As part of an effective summer, I have read several books. Now as part of wasting homework time, I will review them.
1. The Prophet
By Kahlil Gibran
This is a short one and easy to read. Basically this guy tells you everything you need to know about life, the universe, and everything (something which Douglas Adams couldn't manage in more than three volumes) and in a very peotic way. If only Gibran were around today, maybe Almistra would ask The Prophet to speak to us of internet dating. 10/10
2. Leadership and Self-deception
By The Arbinger Institute
How can an institute write a book? Answer: Not very well. Okay, the message was good and I agree with it etc. but it is SO BORING. I couldn't finish it. It reads way too much like a corporate training manual because it's a corporate training manual (which I was supposed to read for my job). Might I reccomend books be written by humans from now on?
By Gore Vidal
I bought this used at that cool enormous used bookstore they have in Portland. That was last August, and that's when I started it. I had a hard time staying awake for the first 50 pages or so, but to be fair I was in a hot tub for most of that time (that's another amusing story, by the way).

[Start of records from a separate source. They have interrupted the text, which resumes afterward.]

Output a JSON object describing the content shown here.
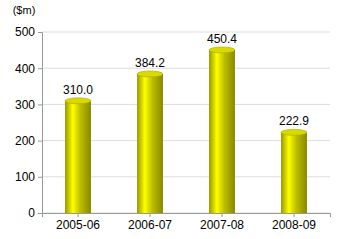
{
  "chart_data": {
    "type": "bar",
    "y_label": "($m)",
    "categories": [
      "2005-06",
      "2006-07",
      "2007-08",
      "2008-09"
    ],
    "values": [
      310.0,
      384.2,
      450.4,
      222.9
    ],
    "value_labels": [
      "310.0",
      "384.2",
      "450.4",
      "222.9"
    ],
    "color": "#bcbc00",
    "ylim": [
      0,
      500
    ],
    "yticks": [
      0,
      100,
      200,
      300,
      400,
      500
    ],
    "grid": true,
    "data_labels": true
  }
}
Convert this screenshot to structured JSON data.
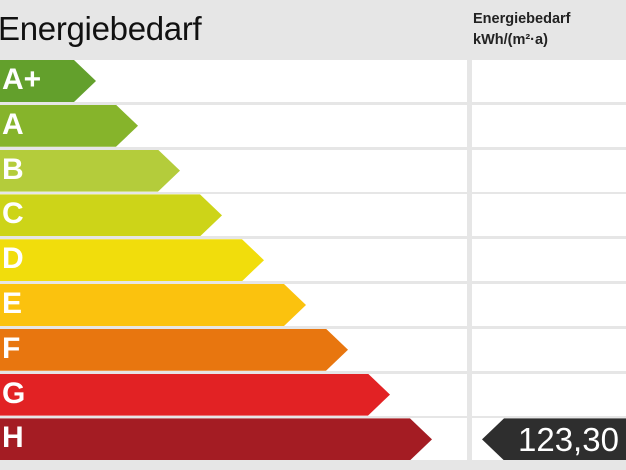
{
  "header": {
    "title": "Energiebedarf",
    "column_title": "Energiebedarf",
    "column_unit": "kWh/(m²·a)"
  },
  "classes": [
    {
      "label": "A+",
      "color": "#63a02c"
    },
    {
      "label": "A",
      "color": "#86b42b"
    },
    {
      "label": "B",
      "color": "#b4cc3b"
    },
    {
      "label": "C",
      "color": "#cdd418"
    },
    {
      "label": "D",
      "color": "#f1dd0c"
    },
    {
      "label": "E",
      "color": "#fbc20e"
    },
    {
      "label": "F",
      "color": "#e8760f"
    },
    {
      "label": "G",
      "color": "#e22224"
    },
    {
      "label": "H",
      "color": "#a41c23"
    }
  ],
  "indicator": {
    "class": "H",
    "value": "123,30",
    "color": "#2e2e2e"
  }
}
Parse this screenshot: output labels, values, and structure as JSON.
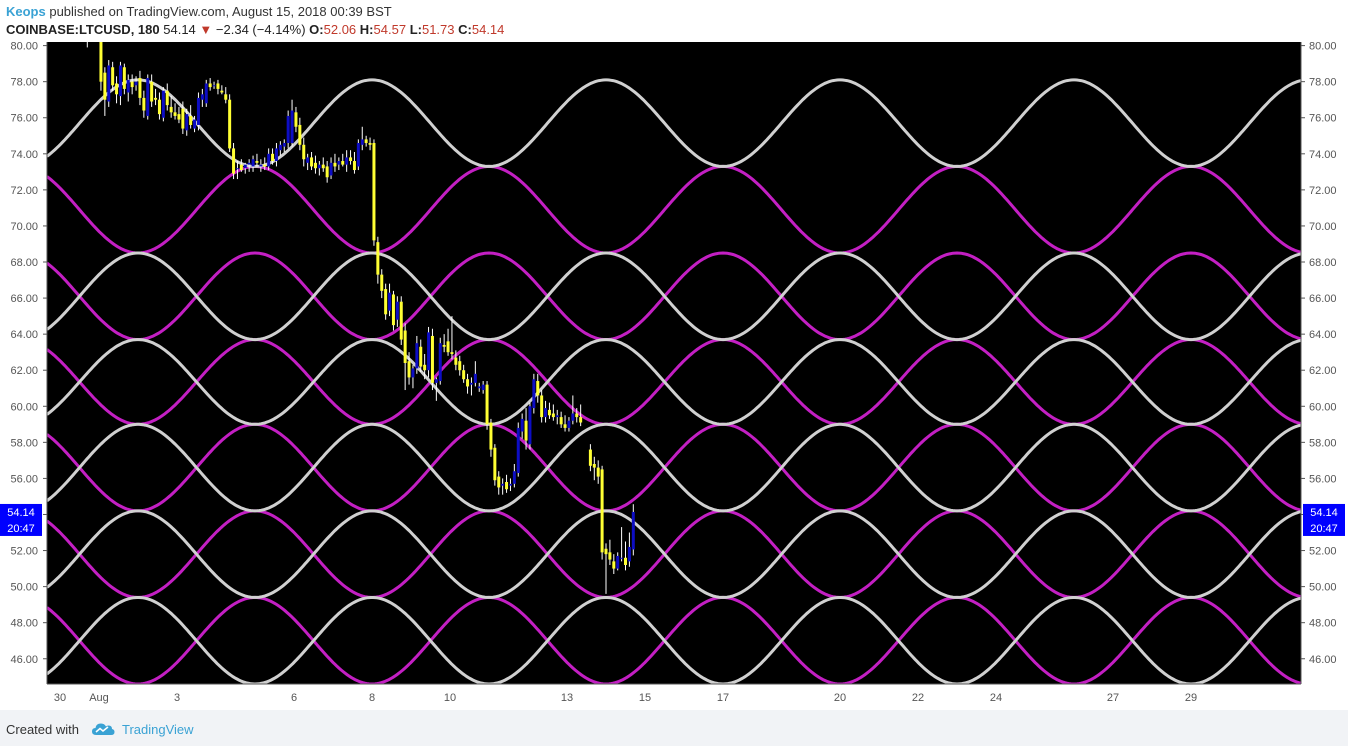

So I was turned off to it for a while until I picked it up again in July and finished a couple of weeks ago, fully one year after starting it. Well maybe I've matured or maybe it just got more interesting, but I loved it. And the last two pages were some of the most chilling I've ever read.
4. Welcome to the Monkey House
By Kurt Vonnegut
With a name like that, how can you go wrong? This is, in the author's opinion, a collection of his worst short stories. I liked most of the ones I read though, especially Harrison Bergeron.
5. I Sing the Body Electric!
By Ray Bradbury
If only this book were as groovy as that Weather Report album. Although I did make an important discovery while reading it: I hate Ray Bradbury. I hate the way he can't just come out and say exactly what the hell is going on in his story. "Peter Horn didn't want to be the father of a small blue pyramid." is the first line of "Tomorrow's Child". OH MY SWEET NOTHINGS, WHAT IS GOING ON? TELL ME RAY, I CAN'T TAKE THE SUSPENSE!! I MUST READ MORE!
That sums up how I did not feel reading any of his short stories. And man, this guy can preach. One story (that the collection is named after) is about a robotic grandmother, who after six months of listening to her grandchildren (humans) and squirting jets of water out of her index finger, suddenly starts spouting out her philosophical take on why she exists. Robotic grandmothers are supposed to bake cookies on command, not bore us with metaphysics.
All in all, a successful summer of reading. Even bad books are still pretty good. Especially on a road trip or when you're stuck out in the desert under a juniper (see previous entry).